I'm with pe1chi and the log clearing camp on this one. Basic on-box log management functionality should be brought up to par with equivalent products.
- Log rotation
- Ability to clear logs locally / manually if needed
Two features, not asking the world of the developers for that.
The other side of the coin:
That said. Any organization of any size especially int the business of providing network services should have at least a syslog server and a SNMP based monitoring solution. Any decent syslog server will let you rotate logs to match the size of disk available. Also, a 8TB SATA drive costs $230 on Amazon here in the US. If you can afford 800 MikroTiks you can afford a hard drive to cram an awful lot of syslog onto.
My MikroTik's are not chatty at all with default syslog settings so in reality you can probably go pick up a Raspberry Pi, a 16gb SD card, an Ethernet cable and some duct tape and tape it under someones desk and be at least twice as good at troubleshooting.
I can't tell you how many organizations I've been to that will complain to no end about how crappy their gear, network or life is but have 0 monitoring. Examples are the best so I'll tell one of many stories that sold me on monitoring. I'm sitting in a meeting when I worked in an enterprise environment with our systems guys and the boos. I'm the network guy. The systems guy says "hey we need to upgrade the load balancers. Why don't we go with the virtual appliances." I say heck ya! That sounds great, physical hardware is pain and is way more expensive. Great we both agree. Lets pick a size. The systems guy, bless his heart, goes, "well the old physical ones have 1 GB interfaces so we should at least get the 1 GB symmetrical license for the virtual appliance." I say well hold on the licensing can be upgraded at anytime non-disruptively. Why don't we see what we are actually using out of that 1 GB. After the initial surprise that this was even being monitored we logged into ZenOSS, what we ran at the time, and had a look.
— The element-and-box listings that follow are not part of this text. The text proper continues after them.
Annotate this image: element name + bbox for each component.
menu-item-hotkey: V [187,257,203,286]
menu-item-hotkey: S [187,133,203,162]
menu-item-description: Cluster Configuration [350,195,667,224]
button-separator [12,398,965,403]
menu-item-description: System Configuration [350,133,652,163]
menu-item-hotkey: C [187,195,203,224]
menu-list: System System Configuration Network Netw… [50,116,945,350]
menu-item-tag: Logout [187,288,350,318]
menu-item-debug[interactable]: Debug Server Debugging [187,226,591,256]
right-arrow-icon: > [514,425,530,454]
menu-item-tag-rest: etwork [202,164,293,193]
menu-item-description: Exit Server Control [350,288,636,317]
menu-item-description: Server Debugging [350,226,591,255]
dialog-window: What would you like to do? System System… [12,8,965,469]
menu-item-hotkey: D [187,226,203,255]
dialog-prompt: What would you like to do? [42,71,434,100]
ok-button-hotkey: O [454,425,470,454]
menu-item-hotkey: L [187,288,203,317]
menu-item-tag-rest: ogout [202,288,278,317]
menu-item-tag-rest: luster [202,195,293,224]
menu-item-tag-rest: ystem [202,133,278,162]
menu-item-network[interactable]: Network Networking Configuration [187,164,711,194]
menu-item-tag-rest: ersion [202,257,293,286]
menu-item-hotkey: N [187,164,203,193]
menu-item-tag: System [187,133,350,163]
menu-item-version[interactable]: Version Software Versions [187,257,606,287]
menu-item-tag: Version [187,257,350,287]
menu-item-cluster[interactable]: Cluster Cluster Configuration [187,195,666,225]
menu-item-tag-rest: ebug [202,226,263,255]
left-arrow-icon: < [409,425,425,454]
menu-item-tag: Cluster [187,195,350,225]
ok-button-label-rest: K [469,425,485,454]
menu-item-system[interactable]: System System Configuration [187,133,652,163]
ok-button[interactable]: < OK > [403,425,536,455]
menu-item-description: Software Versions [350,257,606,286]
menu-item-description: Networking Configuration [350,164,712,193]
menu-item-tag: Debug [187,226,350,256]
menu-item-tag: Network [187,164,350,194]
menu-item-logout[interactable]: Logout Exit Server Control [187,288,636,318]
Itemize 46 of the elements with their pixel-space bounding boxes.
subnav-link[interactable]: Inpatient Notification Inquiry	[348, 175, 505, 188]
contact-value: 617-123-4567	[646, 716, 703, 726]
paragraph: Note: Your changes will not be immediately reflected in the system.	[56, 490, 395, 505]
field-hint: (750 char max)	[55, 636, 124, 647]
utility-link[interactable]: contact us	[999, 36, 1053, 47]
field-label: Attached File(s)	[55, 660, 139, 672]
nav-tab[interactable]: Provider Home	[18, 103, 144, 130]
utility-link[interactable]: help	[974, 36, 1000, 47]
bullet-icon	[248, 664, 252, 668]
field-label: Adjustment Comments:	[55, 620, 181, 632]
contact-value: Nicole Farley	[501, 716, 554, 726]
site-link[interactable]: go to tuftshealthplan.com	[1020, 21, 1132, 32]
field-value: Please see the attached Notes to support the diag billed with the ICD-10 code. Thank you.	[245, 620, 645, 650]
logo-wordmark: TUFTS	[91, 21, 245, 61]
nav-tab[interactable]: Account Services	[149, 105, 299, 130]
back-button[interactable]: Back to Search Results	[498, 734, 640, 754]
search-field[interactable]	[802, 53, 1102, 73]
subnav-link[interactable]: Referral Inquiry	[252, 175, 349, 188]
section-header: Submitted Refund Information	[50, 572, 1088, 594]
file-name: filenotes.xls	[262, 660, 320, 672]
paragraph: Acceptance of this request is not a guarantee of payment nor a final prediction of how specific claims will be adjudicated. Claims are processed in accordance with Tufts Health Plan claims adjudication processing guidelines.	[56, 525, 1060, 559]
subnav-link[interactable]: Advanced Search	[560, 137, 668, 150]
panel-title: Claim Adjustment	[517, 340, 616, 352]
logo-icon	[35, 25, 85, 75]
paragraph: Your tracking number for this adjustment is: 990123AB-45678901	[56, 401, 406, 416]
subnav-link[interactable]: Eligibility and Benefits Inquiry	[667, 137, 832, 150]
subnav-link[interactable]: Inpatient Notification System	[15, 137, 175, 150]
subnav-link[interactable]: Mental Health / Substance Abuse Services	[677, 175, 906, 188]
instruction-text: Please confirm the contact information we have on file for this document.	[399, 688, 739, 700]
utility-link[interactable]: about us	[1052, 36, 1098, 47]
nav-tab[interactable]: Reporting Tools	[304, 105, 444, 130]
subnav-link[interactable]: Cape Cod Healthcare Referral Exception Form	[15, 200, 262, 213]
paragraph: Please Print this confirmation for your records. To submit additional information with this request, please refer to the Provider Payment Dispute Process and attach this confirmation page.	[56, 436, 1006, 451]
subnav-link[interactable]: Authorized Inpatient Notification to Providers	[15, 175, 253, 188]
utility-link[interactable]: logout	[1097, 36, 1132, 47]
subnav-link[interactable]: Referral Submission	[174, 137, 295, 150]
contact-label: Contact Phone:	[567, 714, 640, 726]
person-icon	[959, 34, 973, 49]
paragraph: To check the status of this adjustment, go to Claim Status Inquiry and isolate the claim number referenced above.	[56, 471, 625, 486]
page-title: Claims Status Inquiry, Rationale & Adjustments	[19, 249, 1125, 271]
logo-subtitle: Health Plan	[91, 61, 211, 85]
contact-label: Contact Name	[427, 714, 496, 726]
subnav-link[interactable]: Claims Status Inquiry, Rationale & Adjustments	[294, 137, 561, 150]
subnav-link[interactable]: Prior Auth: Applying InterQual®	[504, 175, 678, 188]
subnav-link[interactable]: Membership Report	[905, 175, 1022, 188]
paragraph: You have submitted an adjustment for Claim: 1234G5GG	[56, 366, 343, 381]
The entire box had seen a fairly sustained load of less than 5 mbps with peaks up to 10 mbps. My boss looked at the pricing and chose the 200 mbps model which was still way overkill and saved the organizations 10s of thousands of dollars both up front and year over year in maintenance.
Most people say oh well you should've known that anyways or "I could've looked at the interfaces live and told you that." The truth is you couldn't have at least with enough of a straight face to tell your boss. Monitoring is good for detecting outages and can be an excellent planning tool. It can identify out of date hardware or software and as we just learned help plan for capacity. More advanced tools can even help you manage those 800 devices through automation.